INICIO > OPINION
A-  | A  | A+

Ambientalistas selectivos

La aparición de seis terrenos pertenecientes al bosque La Primavera en una de las subastas del Instituto para Devolver al Pueblo lo Robado (Indep) provocó un airado reclamo del gobernador Enrique Alfaro Ramírez exigiendo al gobierno federal que no se pusiera en venta y advirtiendo que no se permitiría la urbanización de esos terrenos, ubicados en el municipio de Tlajomulco de Zúñiga. 

La defensa del gobernador es muy importante. Sin embargo, requiere matices sobre el origen de los predios y la selectiva actuación de las autoridades estatales en este caso, siendo omisos o incluso actores en otras acciones que también representan una amenaza al bosque o a otras áreas naturales. 

Los predios llegaron al Indep, según la información que dio a conocer el gobierno federal, como parte de un aseguramiento del Sistema de Administración Tributaria. Es decir, se confirmó que eran particulares. Por ello, más que un nuevo pleito entre los gobiernos estatal y federal, lo que se requiere son las gestiones adecuadas de las autoridades de Jalisco para que el inmueble sea incorporado al patrimonio público, aprovechando que actualmente se tiene la posesión. 

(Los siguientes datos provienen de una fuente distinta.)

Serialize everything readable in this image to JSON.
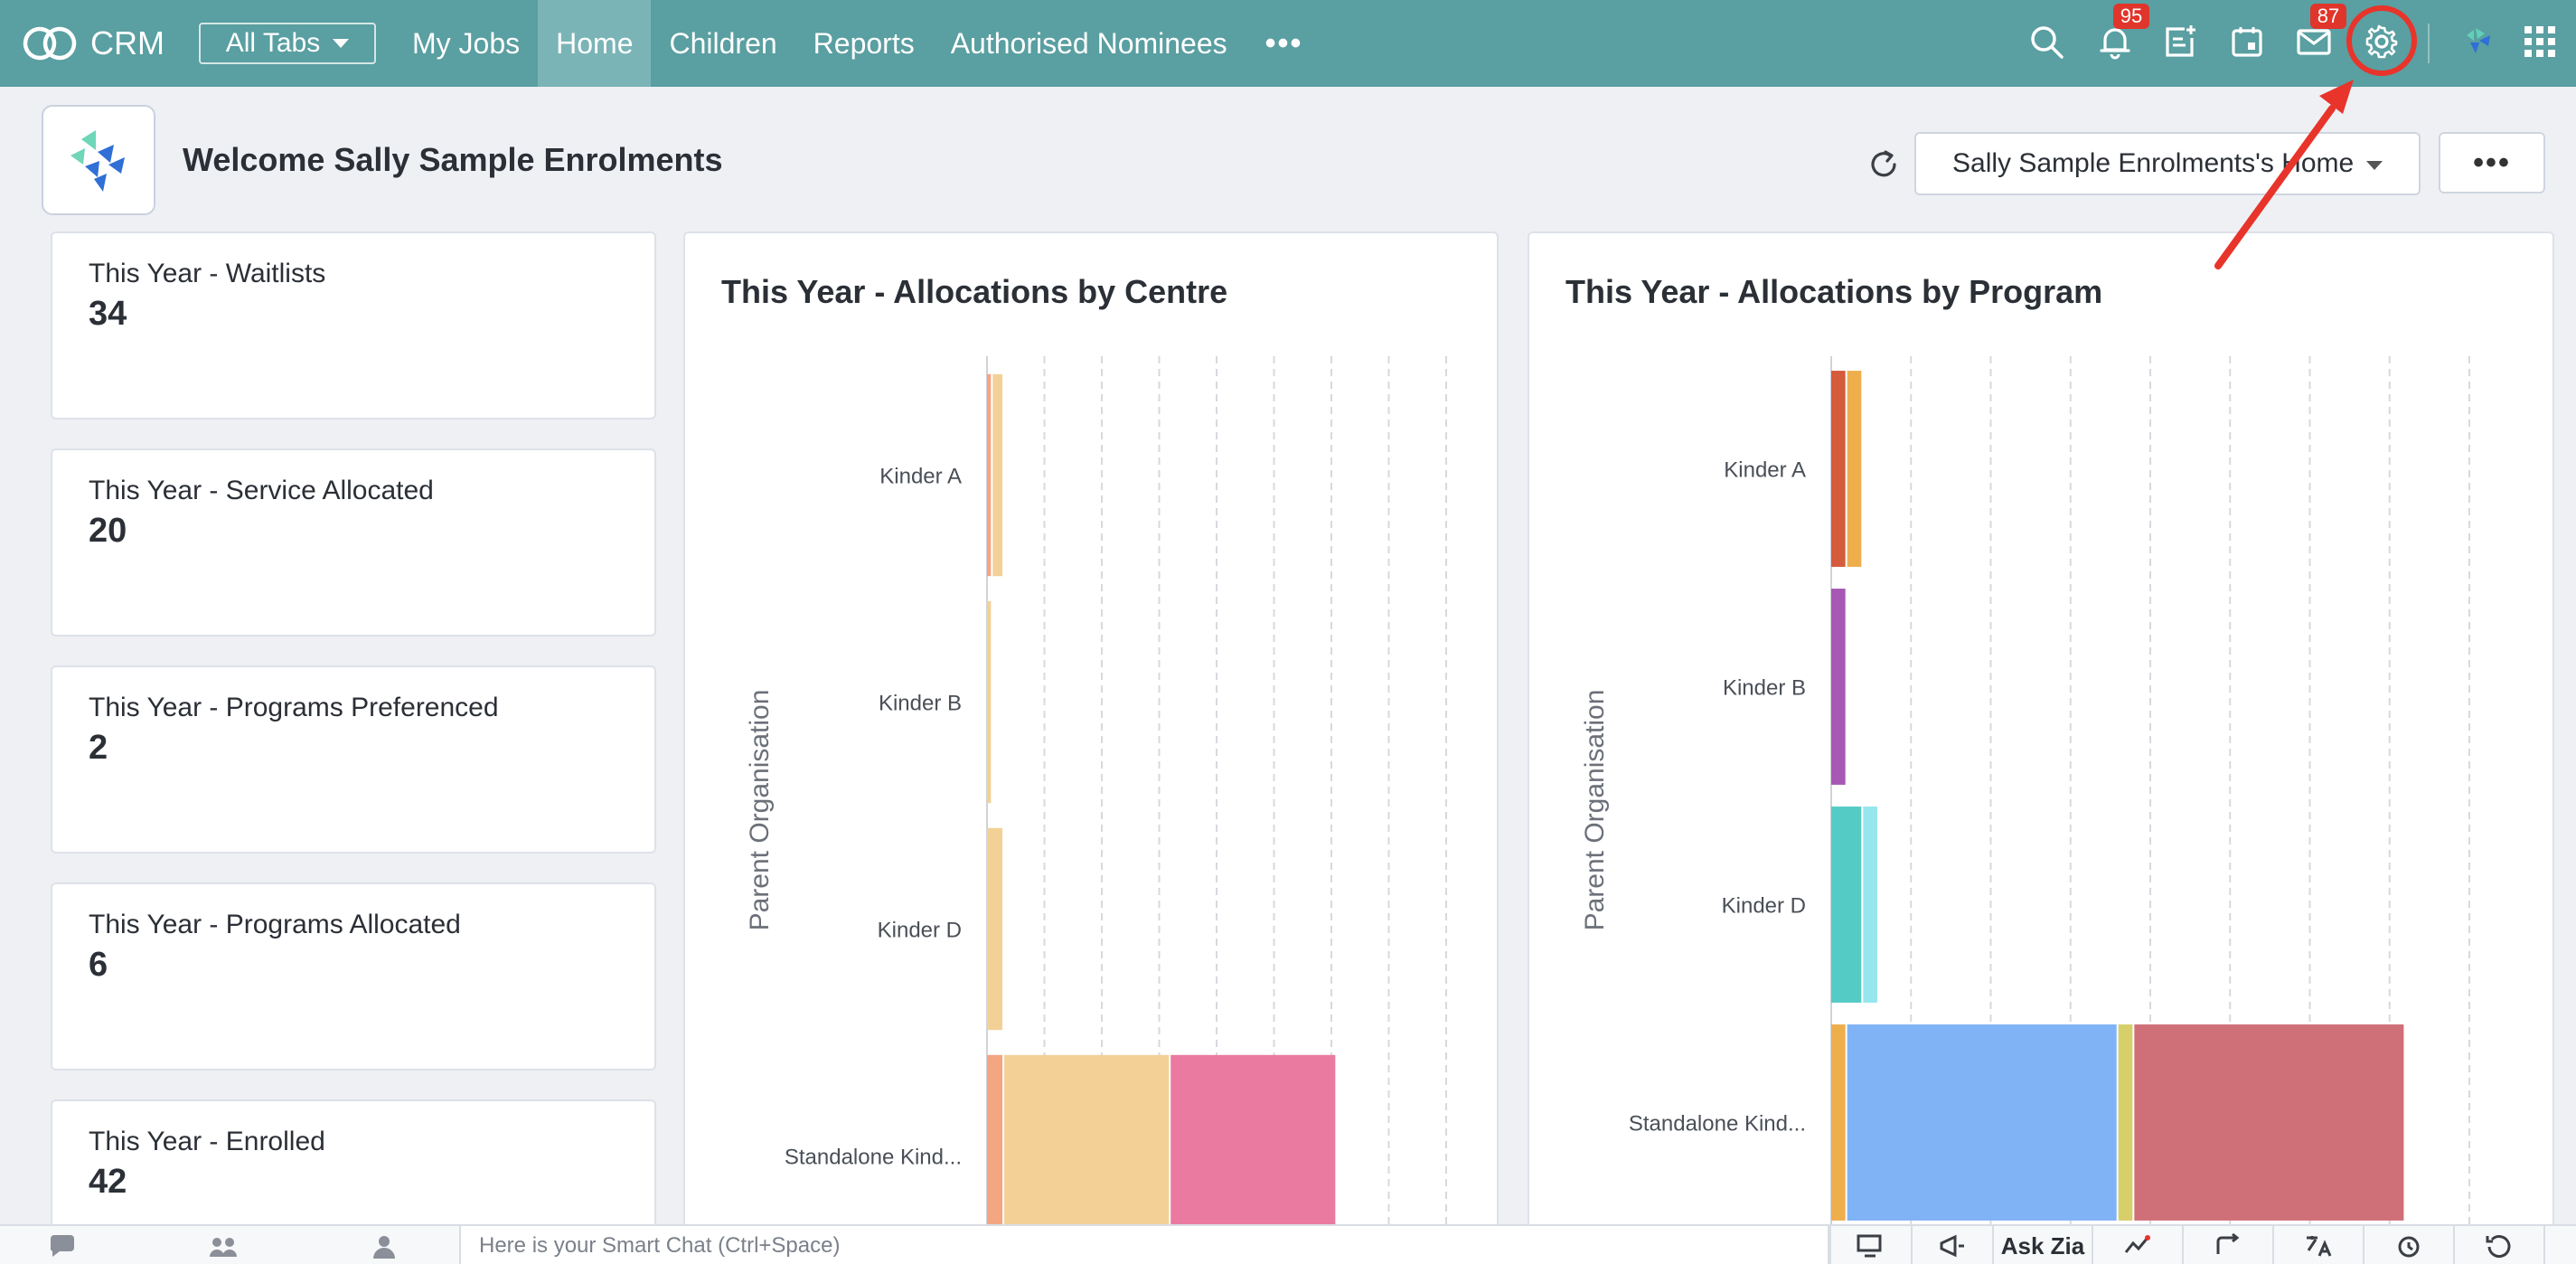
{
  "app": {
    "name": "CRM"
  },
  "nav": {
    "all_tabs": "All Tabs",
    "tabs": [
      {
        "label": "My Jobs",
        "active": false
      },
      {
        "label": "Home",
        "active": true
      },
      {
        "label": "Children",
        "active": false
      },
      {
        "label": "Reports",
        "active": false
      },
      {
        "label": "Authorised Nominees",
        "active": false
      }
    ],
    "more": "•••",
    "notifications_badge": "95",
    "mail_badge": "87"
  },
  "header": {
    "welcome": "Welcome Sally Sample Enrolments",
    "home_selector": "Sally Sample Enrolments's Home",
    "more": "•••"
  },
  "kpis": [
    {
      "label": "This Year - Waitlists",
      "value": "34"
    },
    {
      "label": "This Year - Service Allocated",
      "value": "20"
    },
    {
      "label": "This Year - Programs Preferenced",
      "value": "2"
    },
    {
      "label": "This Year - Programs Allocated",
      "value": "6"
    },
    {
      "label": "This Year - Enrolled",
      "value": "42"
    }
  ],
  "chart_data": [
    {
      "type": "bar",
      "orientation": "horizontal",
      "stacked": true,
      "title": "This Year - Allocations by Centre",
      "ylabel": "Parent Organisation",
      "categories": [
        "Kinder A",
        "Kinder B",
        "Kinder D",
        "Standalone Kind..."
      ],
      "series": [
        {
          "color": "#f4a582",
          "values": [
            1,
            0,
            0,
            3
          ]
        },
        {
          "color": "#f3d196",
          "values": [
            2,
            1,
            3,
            29
          ]
        },
        {
          "color": "#ea7aa0",
          "values": [
            0,
            0,
            0,
            29
          ]
        }
      ],
      "xlim": [
        0,
        80
      ],
      "grid": true
    },
    {
      "type": "bar",
      "orientation": "horizontal",
      "stacked": true,
      "title": "This Year - Allocations by Program",
      "ylabel": "Parent Organisation",
      "categories": [
        "Kinder A",
        "Kinder B",
        "Kinder D",
        "Standalone Kind..."
      ],
      "series": [
        {
          "color": "#d65a3c",
          "values": [
            2,
            0,
            0,
            0
          ]
        },
        {
          "color": "#eeae4c",
          "values": [
            2,
            0,
            0,
            2
          ]
        },
        {
          "color": "#a758b4",
          "values": [
            0,
            2,
            0,
            0
          ]
        },
        {
          "color": "#55cbc6",
          "values": [
            0,
            0,
            4,
            0
          ]
        },
        {
          "color": "#96e6ee",
          "values": [
            0,
            0,
            2,
            0
          ]
        },
        {
          "color": "#80b3f5",
          "values": [
            0,
            0,
            0,
            34
          ]
        },
        {
          "color": "#d6cf6a",
          "values": [
            0,
            0,
            0,
            2
          ]
        },
        {
          "color": "#cf6f77",
          "values": [
            0,
            0,
            0,
            34
          ]
        }
      ],
      "xlim": [
        0,
        80
      ],
      "grid": true
    }
  ],
  "bottom": {
    "smart_chat_placeholder": "Here is your Smart Chat (Ctrl+Space)",
    "ask_zia": "Ask Zia"
  },
  "colors": {
    "nav_bg": "#5a9fa1",
    "nav_active": "#7bb4b6",
    "badge": "#e0352b",
    "highlight": "#e8342a"
  },
  "icons": [
    "search-icon",
    "bell-icon",
    "add-note-icon",
    "calendar-icon",
    "mail-icon",
    "gear-icon",
    "zia-icon",
    "apps-grid-icon",
    "refresh-icon"
  ]
}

La presión que el desarrollo inmobiliario ejerce sobre el bosque La Primavera en la zona de Tlajomulco de Zúñiga y el sur de Zapopan ha llevado a denuncias ciudadanas contra autorizaciones por parte del ayuntamiento. Silenciosamente, las viviendas han ido comiendo los espacios del bosque. Tan sólo hay que recordar los casos de los fraccionamientos El Cielo y Santa Anita Hills, donde los gobiernos municipales de Movimiento Ciudadano han jugado un papel importante para que avancen, ya sea con algunas acciones u omisiones. 

La intensidad en la defensa del bosque tampoco ha sido la misma ante otros casos como el de la Villa Panamericana. Especialistas en diferentes temas relacionados con el medio ambiente han precisado el impacto que el uso para vivienda de este desarrollo tendría, no sólo por su ubicación en las inmediaciones del bosque, sino por el papel que la zona de El Bajío juega en la recarga de agua para la cuenca de Atemajac. 

En el caso de la Villa Panamericana, el argumento del gobierno de Jalisco para defender que se destine para vivienda es la recuperación de los recursos que invirtió en el proyecto el Instituto de Pensiones del Estado de Jalisco. En ningún momento se refieren al daño ambiental. 

Algo similar sucede con la permisividad que ha habido del Ayuntamiento de Zapopan para que el desarrollo urbano estrangule al bosque El Nixticuil. 

A eso podemos sumar el caso del predio ubicado en el cruce de la calzada Independencia y el Periférico, donde se construye el desarrollo inmobiliario Iconia. El terreno de 13 hectáreas fue adquirido por gobiernos municipales desde hace varias décadas, pensando en un parque público. 

El panista Alfonso Petersen lo entregó a una empresa para destinarlo a un desarrollo de vivienda, un hotel y centro comercial. La empresa Mecano incumplió con las obligaciones pactadas, pero los gobiernos que encabezaron los priistas Jorge Aristóteles Sandoval y Ramiro Hernández fueron omisos en reclamar la rescisión del contrato y la devolución del predio. 

Luego vino la administración municipal del ahora gobernador Enrique Alfaro, que no sólo fue omiso en velar por los intereses del municipio y del medio ambiente, tomando en cuenta que el parque formaba parte de un plan de amortiguamiento de la barranca de Huentitán, sino que validó que el predio se le entregara a la empresa Salamanca, que ya lo vendió, sin que todavía el municipio reciba las obras públicas que se pactaron como contraprestación.